Нуруу или Гол– позвоночный столб или костяк,
Ацаг или Шуд – зуб,
Титим – корона,
Шилбэ или урт шуд – кость или длинный зубчик,
Эвэр – рога,
Гэдэс – живот,
Орхиц – откидная направо,
Цацлага – откидная оторванная,
Урагшилаа – передняя или левая откидная,
Эртгэр суул - изогнутый хвост,
Хумс – коготь,
Одой суул – мелкий хвостик,
Багвар – закрытая курильница (чашка),
Бага орхиц – малая откидная,
Гэзэг – косичка,
Цег – знак препинания,
Дусал – точка,
Хонгор – овраг, буерак,
Дусалта хонгор – овраг с каплей (точкой),
Битуу – замкнутый,
Санжитай шилбэ – кость с петлей или подвеской?, 
Ангархай багвар – открытая курильница или чашка,
Босго шилбэ –  кость с подъемом,
Ац – рогатка,
Эртгэр шилбэ – изогнутая кость,
Сулжмэл шилбэ – скрещенная кость,
Сулжмэл суул – скрещенный хвост,
Гохтой шилбэ- кость с крюком,
Сэчиг – гребешок,
Санжи- петля, подвесок,
Гох – крюк,
Сэтэрхий – разорванный,
Нум – лук, 
Солбимал – скрещенное,
Завж – уголки рта.

----------

Вадим Асадулин (28.12.2012)

----------


## Мингалаба

> 


Кунсанг, не знаю как благодарить. Спасибо. Я направлял этот вопрос в Иволгинский дацан, но оттуда почему то не ответили. 

У меня есть продолжение. 
И в монгольском, и в маньчжурском словарях есть упоминания о неких 34-х календарных духах. В словаре Ивана Захарова все маньчжурские духи (эньдури) пронумерованы. Маньчжуры тоже писали с помощью монгольских "рогов и копыт". В списке монгольских графических элементов 35 пунктов (не считая Нуруу - 34).
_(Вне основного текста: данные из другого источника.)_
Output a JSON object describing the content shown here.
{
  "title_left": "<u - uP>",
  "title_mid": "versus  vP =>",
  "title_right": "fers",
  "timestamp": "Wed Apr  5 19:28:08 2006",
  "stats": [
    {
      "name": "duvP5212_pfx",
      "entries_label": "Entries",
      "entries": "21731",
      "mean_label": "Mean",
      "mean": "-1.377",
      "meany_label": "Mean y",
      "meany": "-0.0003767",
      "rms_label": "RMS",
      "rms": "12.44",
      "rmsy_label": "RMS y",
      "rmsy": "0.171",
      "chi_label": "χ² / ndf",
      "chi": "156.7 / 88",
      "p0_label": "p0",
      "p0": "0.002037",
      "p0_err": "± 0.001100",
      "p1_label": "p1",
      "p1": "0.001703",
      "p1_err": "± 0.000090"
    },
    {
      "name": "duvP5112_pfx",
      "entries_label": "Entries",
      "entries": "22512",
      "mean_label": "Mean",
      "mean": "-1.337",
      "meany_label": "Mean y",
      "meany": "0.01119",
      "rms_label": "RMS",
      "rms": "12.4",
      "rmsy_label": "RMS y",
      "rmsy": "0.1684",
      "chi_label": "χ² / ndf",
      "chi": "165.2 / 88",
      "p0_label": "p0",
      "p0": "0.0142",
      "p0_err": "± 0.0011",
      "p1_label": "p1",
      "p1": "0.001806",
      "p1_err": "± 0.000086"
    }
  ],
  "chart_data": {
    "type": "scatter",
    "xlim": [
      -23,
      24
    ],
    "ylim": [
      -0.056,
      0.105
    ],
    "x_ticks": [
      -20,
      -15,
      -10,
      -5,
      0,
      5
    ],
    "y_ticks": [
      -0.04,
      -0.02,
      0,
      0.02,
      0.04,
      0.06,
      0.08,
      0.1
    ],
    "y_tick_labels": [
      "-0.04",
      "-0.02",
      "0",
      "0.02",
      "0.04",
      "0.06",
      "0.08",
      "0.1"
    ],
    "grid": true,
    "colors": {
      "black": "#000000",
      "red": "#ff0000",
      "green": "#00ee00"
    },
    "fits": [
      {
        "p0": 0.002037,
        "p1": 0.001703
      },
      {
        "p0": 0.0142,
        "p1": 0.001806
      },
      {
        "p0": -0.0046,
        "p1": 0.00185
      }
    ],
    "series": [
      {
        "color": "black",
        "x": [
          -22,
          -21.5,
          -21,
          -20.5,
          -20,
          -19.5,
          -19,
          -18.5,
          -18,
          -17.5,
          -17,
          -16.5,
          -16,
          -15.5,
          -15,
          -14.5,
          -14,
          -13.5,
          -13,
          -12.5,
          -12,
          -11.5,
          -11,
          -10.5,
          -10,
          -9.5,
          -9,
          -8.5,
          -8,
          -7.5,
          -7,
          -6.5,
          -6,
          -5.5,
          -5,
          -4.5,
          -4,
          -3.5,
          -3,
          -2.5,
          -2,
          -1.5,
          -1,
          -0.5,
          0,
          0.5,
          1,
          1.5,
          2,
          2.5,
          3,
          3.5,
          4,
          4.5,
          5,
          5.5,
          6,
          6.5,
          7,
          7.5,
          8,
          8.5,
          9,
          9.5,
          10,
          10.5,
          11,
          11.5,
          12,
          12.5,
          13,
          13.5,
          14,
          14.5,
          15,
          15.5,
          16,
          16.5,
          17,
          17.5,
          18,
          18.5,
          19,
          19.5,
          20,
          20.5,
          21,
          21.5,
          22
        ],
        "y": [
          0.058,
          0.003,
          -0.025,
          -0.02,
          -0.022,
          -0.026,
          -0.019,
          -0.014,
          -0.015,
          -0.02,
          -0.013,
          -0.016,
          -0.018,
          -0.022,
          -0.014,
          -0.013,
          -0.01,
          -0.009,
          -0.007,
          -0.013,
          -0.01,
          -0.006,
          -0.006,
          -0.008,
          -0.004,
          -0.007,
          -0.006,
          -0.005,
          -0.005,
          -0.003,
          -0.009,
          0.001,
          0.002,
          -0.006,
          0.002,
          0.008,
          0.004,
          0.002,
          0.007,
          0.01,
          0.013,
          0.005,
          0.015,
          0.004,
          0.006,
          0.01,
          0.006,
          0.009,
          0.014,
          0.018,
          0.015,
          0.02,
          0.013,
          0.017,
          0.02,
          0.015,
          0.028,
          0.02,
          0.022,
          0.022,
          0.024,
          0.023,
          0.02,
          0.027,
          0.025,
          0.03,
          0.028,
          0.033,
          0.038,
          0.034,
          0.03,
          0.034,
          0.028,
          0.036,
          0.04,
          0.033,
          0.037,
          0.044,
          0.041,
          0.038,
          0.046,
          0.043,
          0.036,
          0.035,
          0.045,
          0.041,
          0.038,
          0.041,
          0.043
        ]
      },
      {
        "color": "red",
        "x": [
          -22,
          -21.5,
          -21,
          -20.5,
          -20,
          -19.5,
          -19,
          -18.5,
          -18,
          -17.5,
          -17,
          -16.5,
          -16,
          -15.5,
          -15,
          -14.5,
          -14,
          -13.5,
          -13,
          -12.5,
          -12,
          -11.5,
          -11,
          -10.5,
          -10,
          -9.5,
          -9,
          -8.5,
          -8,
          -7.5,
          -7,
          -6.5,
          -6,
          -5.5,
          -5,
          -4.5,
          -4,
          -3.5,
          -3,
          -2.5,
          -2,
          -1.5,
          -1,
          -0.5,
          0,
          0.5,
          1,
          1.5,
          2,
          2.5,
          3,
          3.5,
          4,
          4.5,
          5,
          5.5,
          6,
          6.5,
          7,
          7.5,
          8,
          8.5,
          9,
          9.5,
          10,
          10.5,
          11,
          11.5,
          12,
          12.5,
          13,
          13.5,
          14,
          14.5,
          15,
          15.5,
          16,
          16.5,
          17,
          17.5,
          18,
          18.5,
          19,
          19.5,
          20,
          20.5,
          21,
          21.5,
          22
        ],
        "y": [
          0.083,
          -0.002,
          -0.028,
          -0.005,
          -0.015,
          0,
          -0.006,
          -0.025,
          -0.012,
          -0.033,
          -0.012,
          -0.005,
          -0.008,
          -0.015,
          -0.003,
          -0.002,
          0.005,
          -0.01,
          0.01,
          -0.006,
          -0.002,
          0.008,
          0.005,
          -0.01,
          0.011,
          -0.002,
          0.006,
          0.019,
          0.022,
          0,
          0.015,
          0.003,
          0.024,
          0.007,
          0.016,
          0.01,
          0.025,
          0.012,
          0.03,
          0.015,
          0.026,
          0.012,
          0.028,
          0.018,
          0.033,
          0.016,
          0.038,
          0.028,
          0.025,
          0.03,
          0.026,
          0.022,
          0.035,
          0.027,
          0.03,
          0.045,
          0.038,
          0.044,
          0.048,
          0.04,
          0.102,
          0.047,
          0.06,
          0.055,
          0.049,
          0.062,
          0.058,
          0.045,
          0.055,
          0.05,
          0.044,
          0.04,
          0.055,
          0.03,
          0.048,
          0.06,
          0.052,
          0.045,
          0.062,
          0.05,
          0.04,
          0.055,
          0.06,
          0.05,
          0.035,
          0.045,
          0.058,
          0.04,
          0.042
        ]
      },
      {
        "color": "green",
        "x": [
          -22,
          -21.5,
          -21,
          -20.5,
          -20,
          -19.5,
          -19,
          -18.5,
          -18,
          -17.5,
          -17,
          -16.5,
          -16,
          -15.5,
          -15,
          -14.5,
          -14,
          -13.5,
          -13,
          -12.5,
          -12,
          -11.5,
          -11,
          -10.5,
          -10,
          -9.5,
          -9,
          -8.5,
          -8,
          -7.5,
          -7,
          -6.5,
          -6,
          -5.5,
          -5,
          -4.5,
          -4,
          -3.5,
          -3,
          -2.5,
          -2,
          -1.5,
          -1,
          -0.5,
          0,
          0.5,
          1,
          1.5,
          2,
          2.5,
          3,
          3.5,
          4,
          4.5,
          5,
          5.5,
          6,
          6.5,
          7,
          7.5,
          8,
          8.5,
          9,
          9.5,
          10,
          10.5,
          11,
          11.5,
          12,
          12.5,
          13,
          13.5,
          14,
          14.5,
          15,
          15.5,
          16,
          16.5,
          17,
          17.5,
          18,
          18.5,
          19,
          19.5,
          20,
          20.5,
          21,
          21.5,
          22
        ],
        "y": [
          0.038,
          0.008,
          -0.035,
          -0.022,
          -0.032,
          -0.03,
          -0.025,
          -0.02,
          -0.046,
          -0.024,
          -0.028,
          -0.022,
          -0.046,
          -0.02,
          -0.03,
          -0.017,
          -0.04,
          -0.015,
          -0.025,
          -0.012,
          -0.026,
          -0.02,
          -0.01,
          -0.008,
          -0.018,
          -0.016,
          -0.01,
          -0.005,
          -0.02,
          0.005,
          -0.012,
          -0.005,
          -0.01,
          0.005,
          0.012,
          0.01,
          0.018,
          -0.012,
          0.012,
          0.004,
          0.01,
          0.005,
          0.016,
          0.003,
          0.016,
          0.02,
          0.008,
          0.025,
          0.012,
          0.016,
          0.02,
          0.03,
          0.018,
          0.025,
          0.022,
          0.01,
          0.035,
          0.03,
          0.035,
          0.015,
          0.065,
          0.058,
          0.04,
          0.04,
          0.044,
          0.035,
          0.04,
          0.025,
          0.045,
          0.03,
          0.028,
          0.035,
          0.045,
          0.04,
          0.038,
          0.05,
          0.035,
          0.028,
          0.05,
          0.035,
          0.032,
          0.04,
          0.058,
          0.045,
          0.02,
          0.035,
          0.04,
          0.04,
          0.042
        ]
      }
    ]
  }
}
Из этого совпадения я предположил, что могла существовать традиция эзотерического трактования элементов старомонгольской письменности. 
Хотелось бы узнать, не встречал ли кто в трактатах по монгольской буддийской астрологии какие нибудь абстрактные проекции графических элементов?

----------


## Кунсанг

Старомонгольский это несколько видоизмененный и подстроенный под нужды монголов уйгурский вид письма. Он тоже куда-то корнями уходит. Уходит в сирийское письмо, а оно в арамейское. А то оказывается из финикийского. http://ru.wikipedia.org/wiki/Старомонгольское_письмо

В финикийском http://ru.wikipedia.org/wiki/Финикийское_письмо есть трактовка знаков, но обычная не имеющая отношения к другим сферам богов, духов или подобного.

----------

Вадим Асадулин (28.12.2012), Цхултрим Тращи (28.12.2012)

----------


## Кунсанг

А так любой символизм можно наложить на любое явление наверно. Что угодно связать с чем угодно, если внимательно отнестись. Вот про буузы монголка недавно рассказала, что бууза символизирует юрту. Ее открытый верх это дымоход юрты. Наполненность мясом это дом полная чаша, другое не запомнил, что-то еще говорила. Есть легенда как одни плохо настроенные китайцы угостили большого тибетского Учителя Его Святейшество Кармапу или другого Учителя в древности буузами с черными мыслями. Что тесто буузы это одеяние монаха, а мясо есть сам монах и что потом если бы он поел их они бы стали разносить сплетни что Учитель съел своих учеников в виде бууз. Что-то подобное. Но Учитель разгадав их нехороший символизм через ясновидение, вознес другое благопожелание и в конце сказал пусть это станет любимым кушаньем всех лам. Похоже что это пожелание сбылось в Бурятии.

----------


## Мингалаба

Спасибо, но мне кажется, что надо искать продолжение темы в некоей маньчжурской тантре.

----------


## Кунсанг

> Спасибо, но мне кажется, что надо искать продолжение темы в некоей маньчжурской тантре.


Маньчжурская тантра???

----------


## Мингалаба

Пишут, что император Нурхаци считал себя воплощением Маньчжушри и гипотеза финикийского происхождения письменности вряд ли была совместима с его мировоззрением.

----------